Once at our cabin, we unpack and enjoy lunch before slapping on our skis and taking off. The skiing is primarily uphill, though at a very comfortable grade, and therefore quite easy, so I am lulled into a false sense of confidence, and am even found thinking such things as Wow, I really haven’t lost any ability in all these years. In fact, I’m excellent. Not long after, we reach a high point and enjoy sweeping views of the snowy mountains, feeling quite accomplished.
Cal is finding the concept of cross-country (with the toe-only bindings) quite odd, but is skiing as well as anyone in the group, doubtlessly also thinking things like What’s all the fuss about?

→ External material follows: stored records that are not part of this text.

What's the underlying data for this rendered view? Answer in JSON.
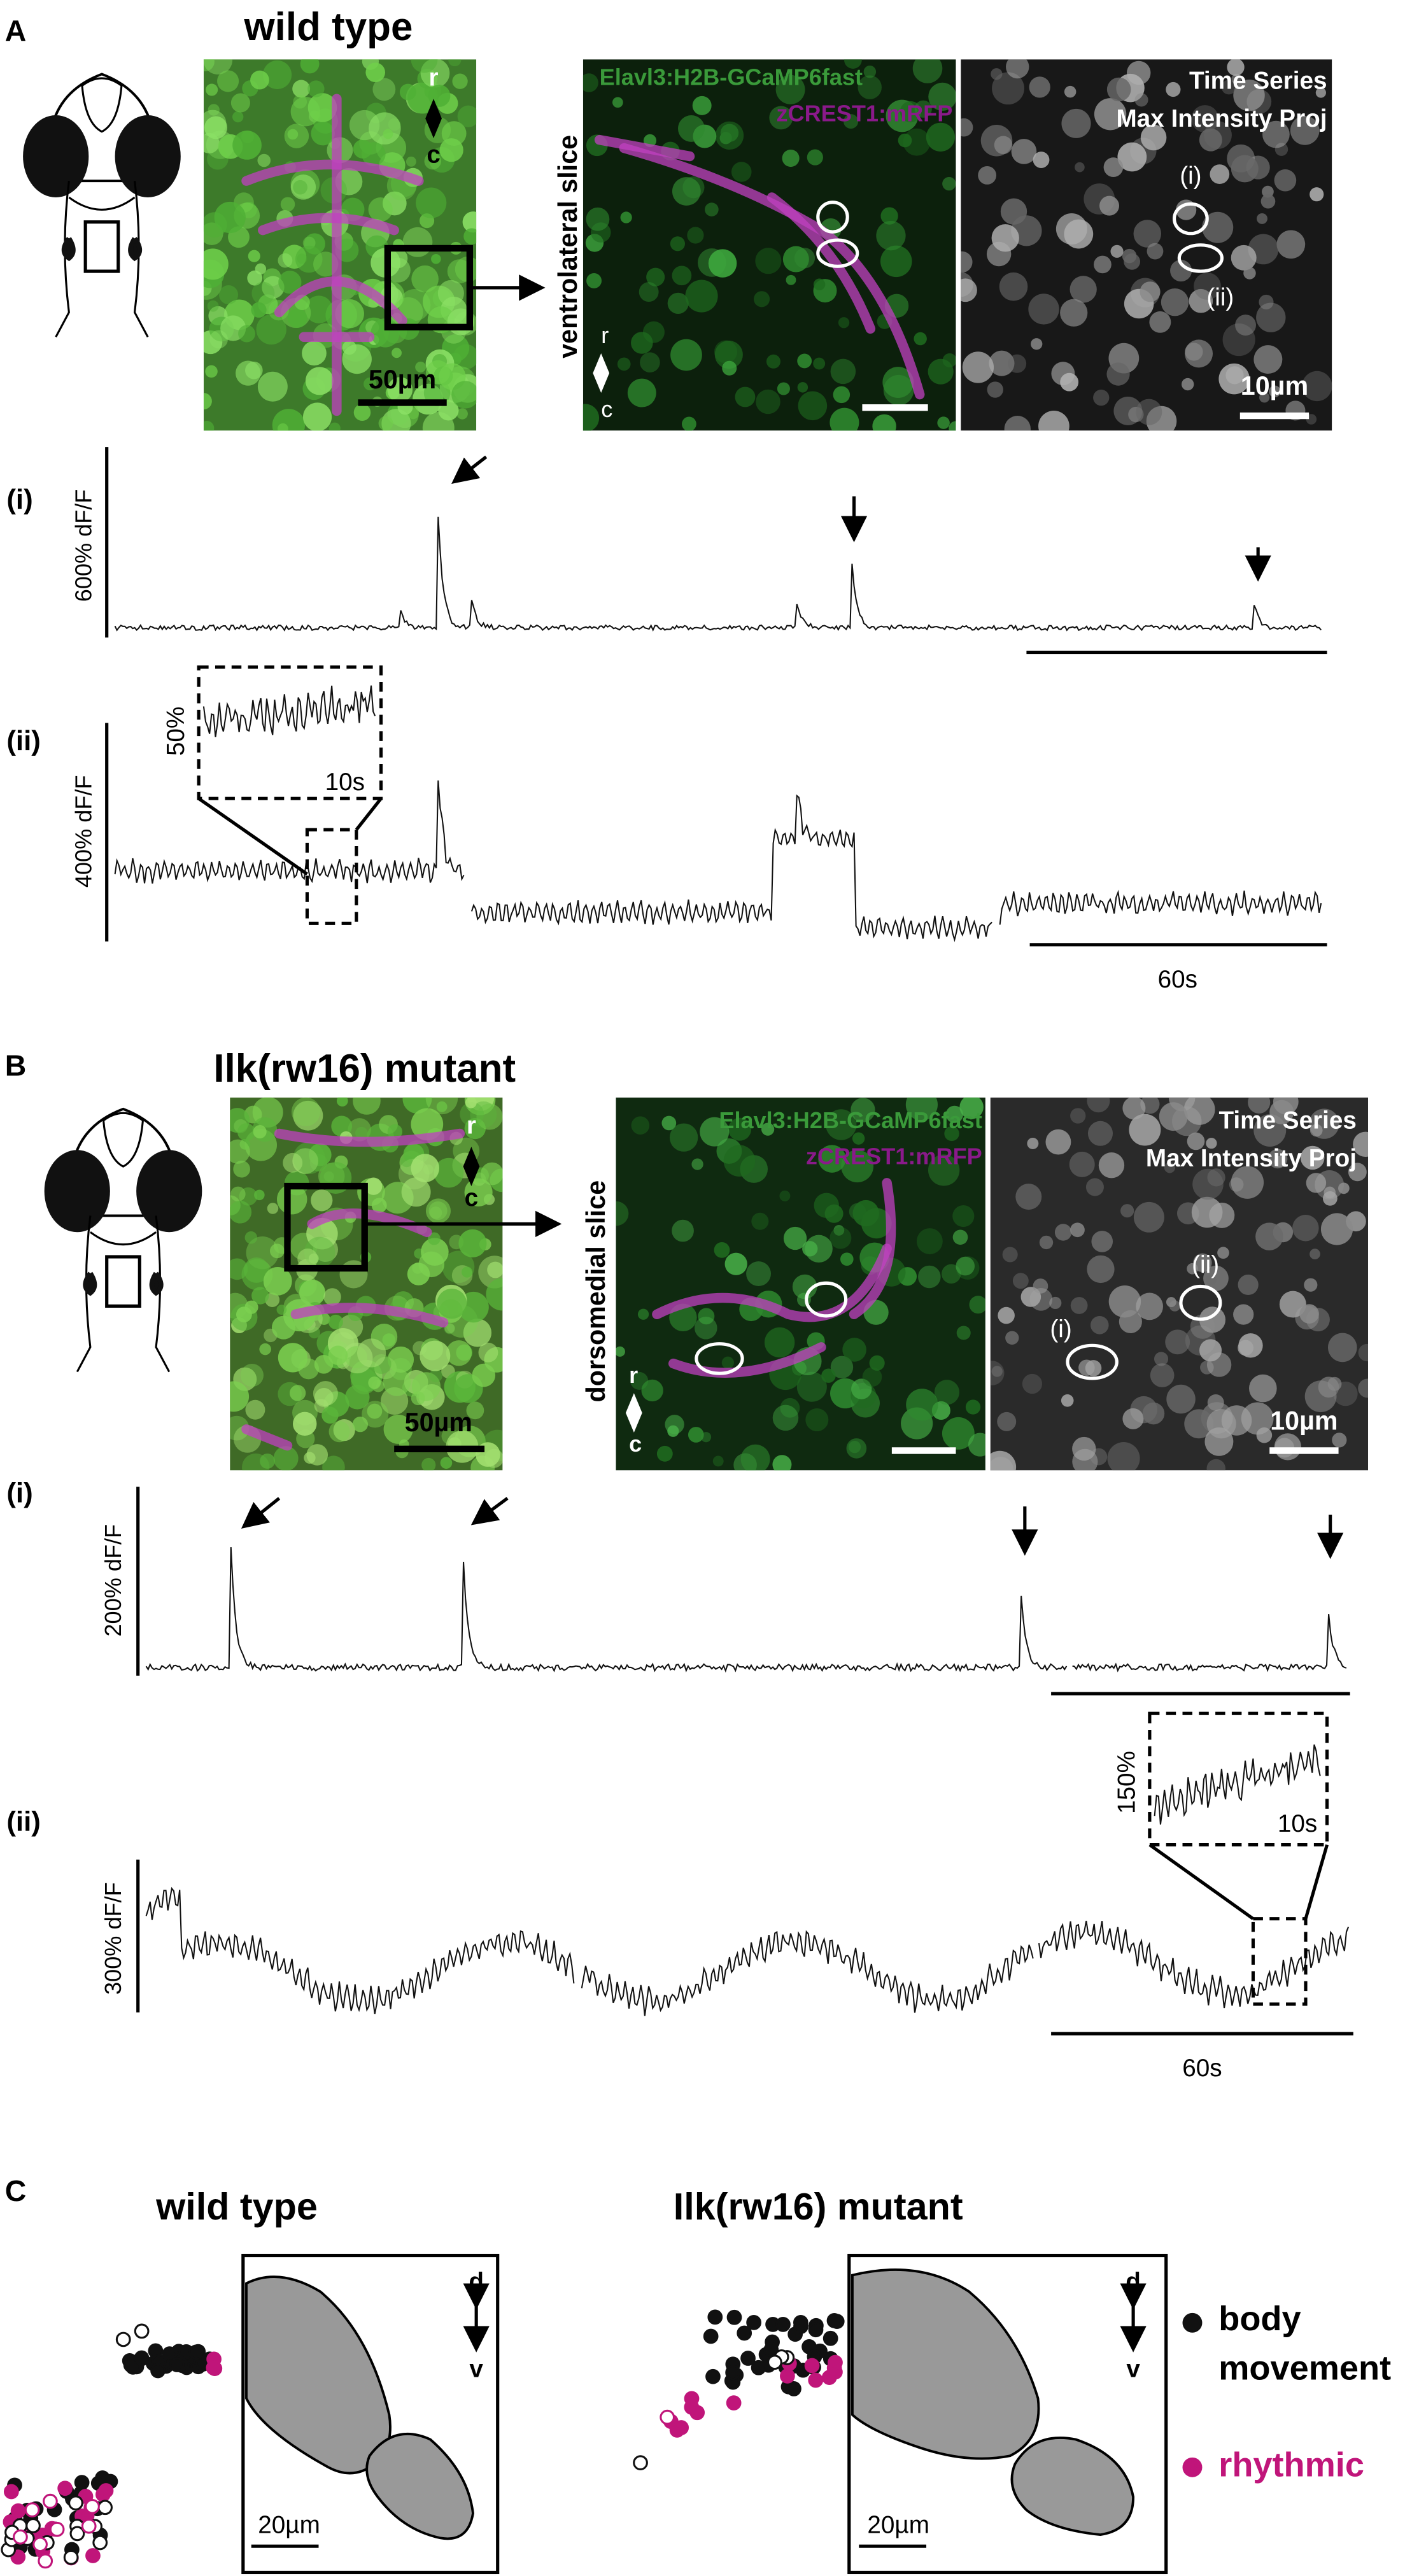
{
  "panel_a": {
    "letter": "A",
    "title": "wild type",
    "rostral": "r",
    "caudal": "c",
    "scale_50": "50µm",
    "slice": "ventrolateral slice",
    "green_label": "Elavl3:H2B-GCaMP6fast",
    "magenta_label": "zCREST1:mRFP",
    "ts_line1": "Time Series",
    "ts_line2": "Max Intensity Proj",
    "roi_i": "(i)",
    "roi_ii": "(ii)",
    "scale_10": "10µm",
    "trace_i": {
      "label": "(i)",
      "ylabel": "600% dF/F"
    },
    "trace_ii": {
      "label": "(ii)",
      "ylabel": "400% dF/F",
      "inset_y": "50%",
      "inset_x": "10s",
      "time_bar": "60s"
    }
  },
  "panel_b": {
    "letter": "B",
    "title": "Ilk(rw16) mutant",
    "rostral": "r",
    "caudal": "c",
    "scale_50": "50µm",
    "slice": "dorsomedial slice",
    "green_label": "Elavl3:H2B-GCaMP6fast",
    "magenta_label": "zCREST1:mRFP",
    "ts_line1": "Time Series",
    "ts_line2": "Max Intensity Proj",
    "roi_i": "(i)",
    "roi_ii": "(ii)",
    "scale_10": "10µm",
    "trace_i": {
      "label": "(i)",
      "ylabel": "200% dF/F"
    },
    "trace_ii": {
      "label": "(ii)",
      "ylabel": "300% dF/F",
      "inset_y": "150%",
      "inset_x": "10s",
      "time_bar": "60s"
    }
  },
  "panel_c": {
    "letter": "C",
    "wt_title": "wild type",
    "mut_title": "Ilk(rw16) mutant",
    "dorsal": "d",
    "ventral": "v",
    "scale_20": "20µm",
    "legend": {
      "body_movement": [
        "body",
        "movement"
      ],
      "rhythmic": "rhythmic"
    }
  }
}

This is horribly easy. At this point, dad points himself downward and takes off straight down the hill, and now I’m starting to think that, ok, I may not be able to do that. I take a gentler route down, but Cal does not share my hesitation and charges down the hill, making it only metres before face planting.

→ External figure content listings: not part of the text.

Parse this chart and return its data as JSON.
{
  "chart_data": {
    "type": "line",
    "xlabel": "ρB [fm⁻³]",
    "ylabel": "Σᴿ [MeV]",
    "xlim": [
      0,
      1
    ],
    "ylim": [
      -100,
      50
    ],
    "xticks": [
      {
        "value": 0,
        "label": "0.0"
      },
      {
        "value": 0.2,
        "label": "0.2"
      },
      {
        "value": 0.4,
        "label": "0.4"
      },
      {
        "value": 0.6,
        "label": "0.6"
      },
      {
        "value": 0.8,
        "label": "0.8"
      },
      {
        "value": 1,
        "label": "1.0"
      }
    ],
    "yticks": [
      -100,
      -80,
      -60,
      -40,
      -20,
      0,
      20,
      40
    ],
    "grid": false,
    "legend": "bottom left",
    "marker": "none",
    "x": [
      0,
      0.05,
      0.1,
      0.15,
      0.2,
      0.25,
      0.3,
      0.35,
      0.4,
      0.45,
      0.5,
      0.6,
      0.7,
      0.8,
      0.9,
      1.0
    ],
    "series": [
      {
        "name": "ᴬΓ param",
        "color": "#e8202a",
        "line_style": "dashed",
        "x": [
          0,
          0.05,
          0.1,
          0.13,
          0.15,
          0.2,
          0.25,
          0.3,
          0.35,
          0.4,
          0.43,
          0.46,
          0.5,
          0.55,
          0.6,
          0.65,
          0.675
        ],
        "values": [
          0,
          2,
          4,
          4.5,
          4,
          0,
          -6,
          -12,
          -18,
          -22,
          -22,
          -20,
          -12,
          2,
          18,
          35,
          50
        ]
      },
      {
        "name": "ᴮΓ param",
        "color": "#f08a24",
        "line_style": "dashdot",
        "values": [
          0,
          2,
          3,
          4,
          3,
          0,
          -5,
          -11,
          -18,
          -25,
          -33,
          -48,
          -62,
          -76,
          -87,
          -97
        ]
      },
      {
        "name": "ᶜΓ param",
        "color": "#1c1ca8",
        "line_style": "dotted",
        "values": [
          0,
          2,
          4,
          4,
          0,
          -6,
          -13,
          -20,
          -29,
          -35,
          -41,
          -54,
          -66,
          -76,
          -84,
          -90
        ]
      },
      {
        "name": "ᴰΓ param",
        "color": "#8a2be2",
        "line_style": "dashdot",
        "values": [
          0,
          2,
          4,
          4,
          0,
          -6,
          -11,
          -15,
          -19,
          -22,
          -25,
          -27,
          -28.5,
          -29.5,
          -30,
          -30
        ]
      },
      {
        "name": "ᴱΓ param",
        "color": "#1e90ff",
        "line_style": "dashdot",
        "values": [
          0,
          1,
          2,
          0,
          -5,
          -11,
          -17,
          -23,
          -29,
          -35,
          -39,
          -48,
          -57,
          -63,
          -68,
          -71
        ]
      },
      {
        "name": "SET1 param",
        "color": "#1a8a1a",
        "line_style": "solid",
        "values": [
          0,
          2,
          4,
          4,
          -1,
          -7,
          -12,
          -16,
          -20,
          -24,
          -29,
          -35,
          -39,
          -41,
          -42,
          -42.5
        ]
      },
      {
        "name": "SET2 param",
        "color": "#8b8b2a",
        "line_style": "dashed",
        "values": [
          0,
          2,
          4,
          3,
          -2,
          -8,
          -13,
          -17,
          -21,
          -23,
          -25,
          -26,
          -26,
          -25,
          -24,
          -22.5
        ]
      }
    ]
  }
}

The rest of the afternoon continues in a similar fashion, only with equal falling on both of our parts. Dad has clearly mistaken us for world-class skiers, despite Cal having never cross-country skied before (and only downhill skied once) and me not having been in snow in over 5 years, and charges on down impossibly steep mountains. I won’t bore anyone with the details, but suffice to say that we ate a lot of snow and were quite ready to go in the hot tub by the time we got back to the cabin for dinner. Meanwhile, dad’s some sort of alpine dancer.

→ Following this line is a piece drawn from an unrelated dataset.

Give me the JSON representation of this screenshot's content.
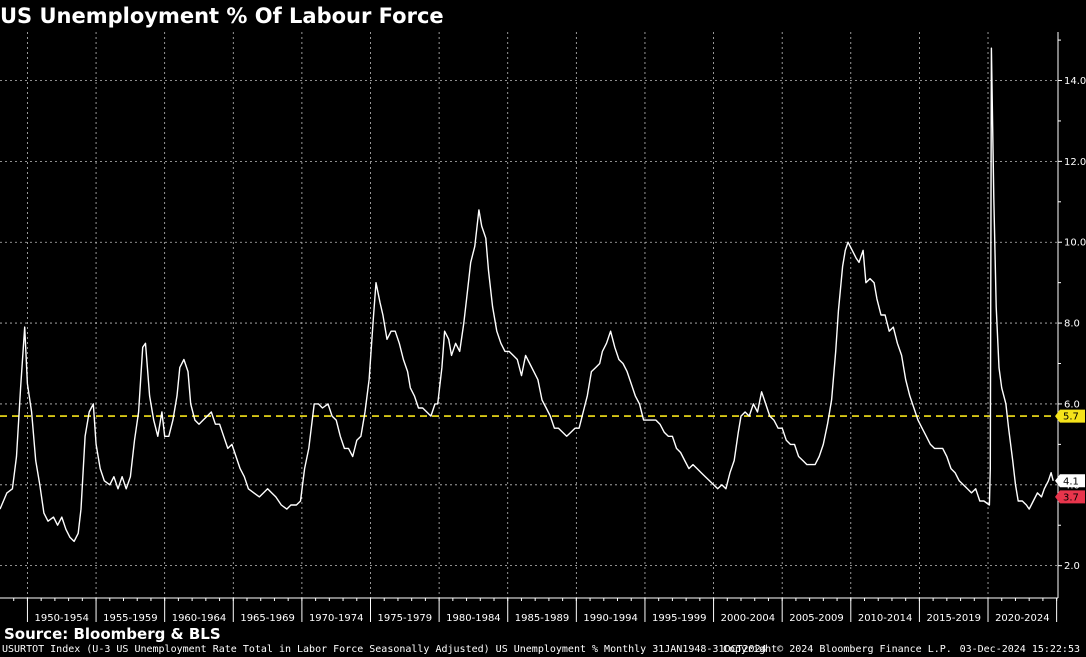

Day two consists of another Dad-led adventure, though thankfully on snowshoes today. Our snow hike takes us up for several hours to reach the ridge and then through the trees to a lunch spot where the boys use shovels to dig a bench for the group while Dad offers instruction from a distance and Eileen and I look on with impatience. After eating, we chart a lengthy course back down through the trees. Dad has brought his skis and takes this opportunity to zip ahead, while the rest of us soldier on through the snow at walking pace. The downhill portion of the day proves, as always, delightful. We enjoy falling over and sliding down large hills all the way back to camp.
Day three comes with some unfortunate news: we are going to ski down to the carpark instead of taking the snowmobiles. Having sworn to never put on skis again, Cal is disheartened by this information, and I am feeling only marginally more optimistic about it myself. The road winds sharply downhill with frightening steepness and is basically a solid sheet of ice. Having failed to master both the art of turning and of slowing down, the road proves to be a near-death experience for me. For the first portion of the road, both Cal and I are flying face-first into the ground every few minutes. As we gain some balance, we manage to stay upright, but only insofar as the road does not require us to turn. In these circumstances, I go careening into the (very firm) snow bank to prevent flying with similar gusto right off the side of the mountain.
At some point along the way, Cal perfects the “snowplow” technique and is able to move at a safe pace along the road, while I continue to blow past people at breakneck and totally uncontrolled speeds verging on suicidal. I seem to have the build and stance of an Olympic skier, allowing me to move 10x faster than anyone else on the mountain, and I suspect I could go all the way to the top, if it weren’t for that pesky turning that I seem unable to master. After one particularly bad crash, a snowmobiler stops to help me right-side-up and I seize the opportunity, looking as pitiful as possible (not hard), to hop on the back and zoom the rest of the way downhill comfortably seated. Cal follows behind on skis and proudly makes it all the way to the bottom without any disasters of his own. Safe to say that he’s mastered in only 2 days what I have not managed in a lifetime. Humbling.